Pagina di storia Sono passati tre quarti di secolo dal 6 marzo 1945: al santuario vennero uccisi 9 partigiani della 181ª brigata garibaldina Nell’eccidio di Valmala, 75 anni fa, il primo a cadere fu il sardo “Ulisse”
Ulisse era il nome di battaglia di Francesco Salis, nato nel 1921 a Jerzu in Sardegna e operaio tessile di filanda al Nord. Era un leader silenzioso, lo chiamavano “il cerca-casa” o “l'albergatore” della 181ª Brigata garibaldina "Morbiducci".

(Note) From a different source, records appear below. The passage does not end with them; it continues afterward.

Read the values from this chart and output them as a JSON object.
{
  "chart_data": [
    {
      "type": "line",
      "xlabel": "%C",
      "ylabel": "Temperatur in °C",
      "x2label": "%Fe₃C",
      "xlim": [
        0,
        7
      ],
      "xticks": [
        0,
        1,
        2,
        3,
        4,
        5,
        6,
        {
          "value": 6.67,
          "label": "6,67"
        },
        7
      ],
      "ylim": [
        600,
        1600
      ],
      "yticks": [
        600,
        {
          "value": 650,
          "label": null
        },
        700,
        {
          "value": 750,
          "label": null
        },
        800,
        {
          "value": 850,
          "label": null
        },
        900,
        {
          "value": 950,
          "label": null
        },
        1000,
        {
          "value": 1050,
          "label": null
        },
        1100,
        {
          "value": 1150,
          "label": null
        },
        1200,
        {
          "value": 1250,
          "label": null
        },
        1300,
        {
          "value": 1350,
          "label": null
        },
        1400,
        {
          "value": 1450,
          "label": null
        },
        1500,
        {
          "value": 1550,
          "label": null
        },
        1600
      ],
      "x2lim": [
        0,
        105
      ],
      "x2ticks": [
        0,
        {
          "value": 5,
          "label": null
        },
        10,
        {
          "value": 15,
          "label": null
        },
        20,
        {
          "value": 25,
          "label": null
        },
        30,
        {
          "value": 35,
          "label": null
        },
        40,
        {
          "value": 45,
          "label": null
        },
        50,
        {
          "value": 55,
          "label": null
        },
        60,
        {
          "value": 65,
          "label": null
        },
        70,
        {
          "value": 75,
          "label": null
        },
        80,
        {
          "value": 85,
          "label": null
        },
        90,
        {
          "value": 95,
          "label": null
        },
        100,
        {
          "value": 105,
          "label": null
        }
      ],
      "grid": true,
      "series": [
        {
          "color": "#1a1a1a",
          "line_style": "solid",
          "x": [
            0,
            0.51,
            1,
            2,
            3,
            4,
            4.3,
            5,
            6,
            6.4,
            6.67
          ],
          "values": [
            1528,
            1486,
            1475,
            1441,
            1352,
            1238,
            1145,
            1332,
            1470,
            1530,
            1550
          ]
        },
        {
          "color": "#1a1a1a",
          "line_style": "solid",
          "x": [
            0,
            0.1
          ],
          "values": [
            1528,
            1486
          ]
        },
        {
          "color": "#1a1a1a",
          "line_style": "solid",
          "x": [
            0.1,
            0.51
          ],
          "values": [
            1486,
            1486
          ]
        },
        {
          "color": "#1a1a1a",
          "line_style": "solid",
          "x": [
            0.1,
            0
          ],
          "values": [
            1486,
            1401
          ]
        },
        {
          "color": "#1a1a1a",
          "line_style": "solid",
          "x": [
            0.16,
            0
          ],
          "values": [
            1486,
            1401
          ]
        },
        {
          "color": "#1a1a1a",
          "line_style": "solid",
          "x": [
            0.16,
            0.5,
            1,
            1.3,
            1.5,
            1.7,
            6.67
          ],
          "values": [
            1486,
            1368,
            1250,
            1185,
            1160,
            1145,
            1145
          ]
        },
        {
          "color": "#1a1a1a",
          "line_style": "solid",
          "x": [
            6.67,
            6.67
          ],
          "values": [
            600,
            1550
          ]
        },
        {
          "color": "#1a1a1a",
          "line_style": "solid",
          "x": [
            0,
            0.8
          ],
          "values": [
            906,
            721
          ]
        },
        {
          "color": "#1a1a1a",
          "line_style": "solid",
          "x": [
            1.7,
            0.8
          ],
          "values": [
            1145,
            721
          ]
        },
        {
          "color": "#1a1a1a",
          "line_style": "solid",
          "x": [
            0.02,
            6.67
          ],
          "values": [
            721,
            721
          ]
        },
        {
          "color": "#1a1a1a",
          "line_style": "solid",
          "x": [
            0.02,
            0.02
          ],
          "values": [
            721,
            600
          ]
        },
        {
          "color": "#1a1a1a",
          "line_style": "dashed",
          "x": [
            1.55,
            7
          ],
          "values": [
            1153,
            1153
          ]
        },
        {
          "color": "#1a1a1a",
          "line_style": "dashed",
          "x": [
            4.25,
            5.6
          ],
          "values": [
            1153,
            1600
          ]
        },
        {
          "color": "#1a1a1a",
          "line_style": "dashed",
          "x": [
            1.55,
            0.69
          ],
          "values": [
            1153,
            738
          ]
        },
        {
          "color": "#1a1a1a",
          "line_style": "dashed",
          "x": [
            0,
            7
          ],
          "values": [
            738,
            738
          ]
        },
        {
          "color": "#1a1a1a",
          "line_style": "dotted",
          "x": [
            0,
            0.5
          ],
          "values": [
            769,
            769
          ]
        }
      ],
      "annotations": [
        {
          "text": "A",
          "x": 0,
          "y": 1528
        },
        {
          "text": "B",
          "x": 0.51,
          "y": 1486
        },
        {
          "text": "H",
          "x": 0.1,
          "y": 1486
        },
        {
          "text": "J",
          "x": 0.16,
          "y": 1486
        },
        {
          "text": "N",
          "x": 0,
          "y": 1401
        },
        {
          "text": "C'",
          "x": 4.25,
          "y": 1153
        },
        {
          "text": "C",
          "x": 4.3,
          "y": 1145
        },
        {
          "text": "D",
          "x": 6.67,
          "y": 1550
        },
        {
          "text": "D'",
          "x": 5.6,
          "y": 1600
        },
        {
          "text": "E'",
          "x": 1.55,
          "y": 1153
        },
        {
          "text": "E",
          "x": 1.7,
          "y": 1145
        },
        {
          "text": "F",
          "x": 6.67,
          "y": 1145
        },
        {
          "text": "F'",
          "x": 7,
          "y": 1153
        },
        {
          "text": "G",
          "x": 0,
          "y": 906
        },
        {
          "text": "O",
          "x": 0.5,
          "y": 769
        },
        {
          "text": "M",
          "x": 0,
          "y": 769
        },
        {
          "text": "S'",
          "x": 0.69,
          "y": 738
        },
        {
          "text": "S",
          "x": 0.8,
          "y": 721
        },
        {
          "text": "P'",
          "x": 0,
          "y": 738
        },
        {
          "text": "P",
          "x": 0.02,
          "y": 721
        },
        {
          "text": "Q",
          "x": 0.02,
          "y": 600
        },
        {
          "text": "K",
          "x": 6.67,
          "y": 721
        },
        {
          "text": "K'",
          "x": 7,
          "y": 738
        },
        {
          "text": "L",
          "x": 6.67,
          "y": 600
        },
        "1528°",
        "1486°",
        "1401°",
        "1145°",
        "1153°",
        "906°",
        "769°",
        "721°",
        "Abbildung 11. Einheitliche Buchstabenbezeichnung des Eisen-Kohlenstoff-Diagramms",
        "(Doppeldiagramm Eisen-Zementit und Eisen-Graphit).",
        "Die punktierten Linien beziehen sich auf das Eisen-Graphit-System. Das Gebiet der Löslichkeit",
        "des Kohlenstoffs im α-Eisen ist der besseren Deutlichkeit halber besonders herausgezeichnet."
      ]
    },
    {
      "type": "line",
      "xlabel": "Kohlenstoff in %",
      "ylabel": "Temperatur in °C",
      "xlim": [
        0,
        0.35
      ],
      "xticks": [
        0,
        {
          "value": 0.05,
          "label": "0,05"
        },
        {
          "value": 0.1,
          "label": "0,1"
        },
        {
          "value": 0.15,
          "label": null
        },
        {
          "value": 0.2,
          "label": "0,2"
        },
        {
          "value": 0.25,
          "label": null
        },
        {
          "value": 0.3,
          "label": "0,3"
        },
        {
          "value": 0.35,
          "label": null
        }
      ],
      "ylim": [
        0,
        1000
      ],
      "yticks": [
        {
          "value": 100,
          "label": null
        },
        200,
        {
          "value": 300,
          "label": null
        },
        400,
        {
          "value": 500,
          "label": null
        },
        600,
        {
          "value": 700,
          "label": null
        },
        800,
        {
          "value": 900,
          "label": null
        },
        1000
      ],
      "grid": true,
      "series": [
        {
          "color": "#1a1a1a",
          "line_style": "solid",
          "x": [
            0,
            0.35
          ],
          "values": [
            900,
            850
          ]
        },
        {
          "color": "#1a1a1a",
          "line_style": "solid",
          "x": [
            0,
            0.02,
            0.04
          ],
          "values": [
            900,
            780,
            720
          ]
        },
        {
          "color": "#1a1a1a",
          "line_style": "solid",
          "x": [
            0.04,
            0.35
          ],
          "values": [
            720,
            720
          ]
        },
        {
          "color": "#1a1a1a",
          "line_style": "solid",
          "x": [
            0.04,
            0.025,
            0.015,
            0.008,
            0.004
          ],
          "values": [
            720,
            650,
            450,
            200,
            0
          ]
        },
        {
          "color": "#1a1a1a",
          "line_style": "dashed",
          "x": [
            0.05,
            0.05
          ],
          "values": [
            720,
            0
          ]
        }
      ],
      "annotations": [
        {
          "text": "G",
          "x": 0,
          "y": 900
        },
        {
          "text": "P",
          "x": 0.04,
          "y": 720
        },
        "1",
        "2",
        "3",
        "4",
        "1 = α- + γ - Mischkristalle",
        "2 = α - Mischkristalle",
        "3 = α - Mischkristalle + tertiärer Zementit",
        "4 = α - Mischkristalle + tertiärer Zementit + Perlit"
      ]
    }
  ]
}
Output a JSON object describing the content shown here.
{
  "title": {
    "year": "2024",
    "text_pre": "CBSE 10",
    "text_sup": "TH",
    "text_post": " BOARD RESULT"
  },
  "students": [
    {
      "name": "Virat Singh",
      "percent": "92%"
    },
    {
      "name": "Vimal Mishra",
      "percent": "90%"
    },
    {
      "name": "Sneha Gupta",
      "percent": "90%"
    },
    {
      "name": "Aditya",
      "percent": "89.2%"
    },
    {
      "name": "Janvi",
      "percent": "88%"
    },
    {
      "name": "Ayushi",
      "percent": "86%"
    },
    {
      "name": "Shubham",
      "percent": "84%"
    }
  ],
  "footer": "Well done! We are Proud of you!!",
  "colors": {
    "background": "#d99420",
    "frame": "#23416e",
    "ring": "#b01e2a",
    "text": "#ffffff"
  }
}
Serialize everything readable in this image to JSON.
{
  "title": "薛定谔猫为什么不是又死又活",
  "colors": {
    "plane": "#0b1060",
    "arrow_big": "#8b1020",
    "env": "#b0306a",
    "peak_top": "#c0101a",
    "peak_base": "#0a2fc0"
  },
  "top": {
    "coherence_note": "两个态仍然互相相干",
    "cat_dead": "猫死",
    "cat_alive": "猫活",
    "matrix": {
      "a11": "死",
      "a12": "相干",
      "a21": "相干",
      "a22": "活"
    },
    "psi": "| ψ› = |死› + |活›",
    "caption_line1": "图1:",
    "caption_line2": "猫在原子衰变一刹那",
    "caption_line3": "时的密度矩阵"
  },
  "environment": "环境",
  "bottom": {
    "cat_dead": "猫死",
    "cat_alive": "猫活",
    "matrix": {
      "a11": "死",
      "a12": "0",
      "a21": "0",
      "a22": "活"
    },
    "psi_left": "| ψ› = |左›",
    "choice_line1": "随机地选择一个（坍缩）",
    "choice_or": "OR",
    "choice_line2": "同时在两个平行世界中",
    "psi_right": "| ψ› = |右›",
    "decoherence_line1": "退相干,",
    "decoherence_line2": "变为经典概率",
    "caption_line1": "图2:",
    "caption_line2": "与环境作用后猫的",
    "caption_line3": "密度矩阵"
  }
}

Ulisse conosceva le valli piemontesi come le campagne della sua Ogliastra, «sistemava i compagni nelle famiglie per sottrarli alle vendette fasciste e naziste», ha detto di lui Angelo Boero "Edelweiss", il giovanissimo partigiano verzuolese miracolosamente scampato all’eccidio di Valmala e mancato nel 2018.
Ricordava Boero: «Salis si era rifugiato con i compagni dentro la chiesa, era appoggiato a una colonna. I militari repubblichini guidati dal tenente Adriano Adami, Pavan, lo hanno fulminato con una raffica al volto. Aveva 24 anni, abitava nel mio paese. Parlava sempre dei suoi cari lontani in Sardegna».
Al partigiano sardo, lo scorso 25 aprile, il suo paese di Jerzu ha dedicato una via. La sua figura - forse meno nota degli altri otto: Ernesto Casavecchia, Giorgio Minerbi, Andrea Ponzi, Tommaso Racca, Pierino Panero, Alessandro Rozzi, il russo Ivan Volhov Pavlovich, Biagio Trucco - merita di essere raccontata, attingendo alle ricerche dello scrittore Giacomo Mameli.
Francesco Salis - primo di nove fratelli, figli di Antonio classe 1880 e di Rosa Serra classe 1891 - era partito come soldato di leva nel 1941. A Jerzu - dove dopo la quinta elementare si era formato alla scuola di sartoria Luisiccu Carta - aveva lasciato genitori, fratelli e sorelle. Prima destinazione Firenze dove diventa radiotelegrafista. Poi il trasferimento a Santa Maria Capua Vetere.
Allo scoppio della guerra, nello sbandamento generale, si ritrova in Piemonte, a Verzuolo. Lui, con la passione per il cucito, trova lavoro nella fabbrica di un industriale, Cecco Ponte, titolare di alcune filande. Da Jerzu il fratello Egidio, 86 anni, rammenta: «Quel lavoro gli piaceva, si occupava sempre di sartoria e confezionamento, poi lavorava in mezzo a tante ragazze simpatiche e antifasciste. Era benvoluto dai titolari».
Dopo l'armistizio, come tanti altri, Salis capisce qual è stata la tragedia del nazifascismo. Ed eccolo salire in montagna. Era necessario organizzarsi perché «il movimento partigiano era ancora sulla difensiva, con piccoli gruppi isolati, impotenti».
A marzo - scrive Piero Balbo nel suo libro “Combattere in Valle Varaita - il gruppo di Salis è più compatto e viene inserito nel distaccamento "Bottazzi", uno dei più determinati. L’inverno ‘44-‘45 è stato durissimo, ma i partigiani non demordono. Fino alla terribile giornata del 6 marzo, quella dell’imboscata. Rievoca Balbo: «Erano tutti giovani, fra i 22 e i 27 anni: Ernesto il comandante, Giorgio studente e poi Abete contadino, Cirillo, Dado, Edelweiss, Ercole, Gabri, Gigione, Ivan, Pierre, Pistola, Sander, Tigre, Ulisse. La zona del santuario è ancora coperta di neve. Gradi 15 sotto zero».
I garibaldini di Ernesto si rendono conto di essere accerchiati e tentano di fuggire verso il colle che dà sulla valle Maira. L’attacco a sorpresa non dà scampo. Il primo a morire, fulminato al volto da una raffica, è proprio il sardo Ulisse-Salis».
Subito dopo viene colpito al petto, Giorgio, lo studente. A un centinaio di metri la carneficina. Nove morti. Tigre - Chiaffredo Rinaudo di Sampeyre - ricorda: «Appena usciti dal santuario, un tremendo fuoco incrociato si rovesciò su di noi. I fascisti sparavano a colpo sicuro».
La neve è rossa di sangue. Si salvano in tre, fra questi Boero, l'amico del sarto di Jerzu.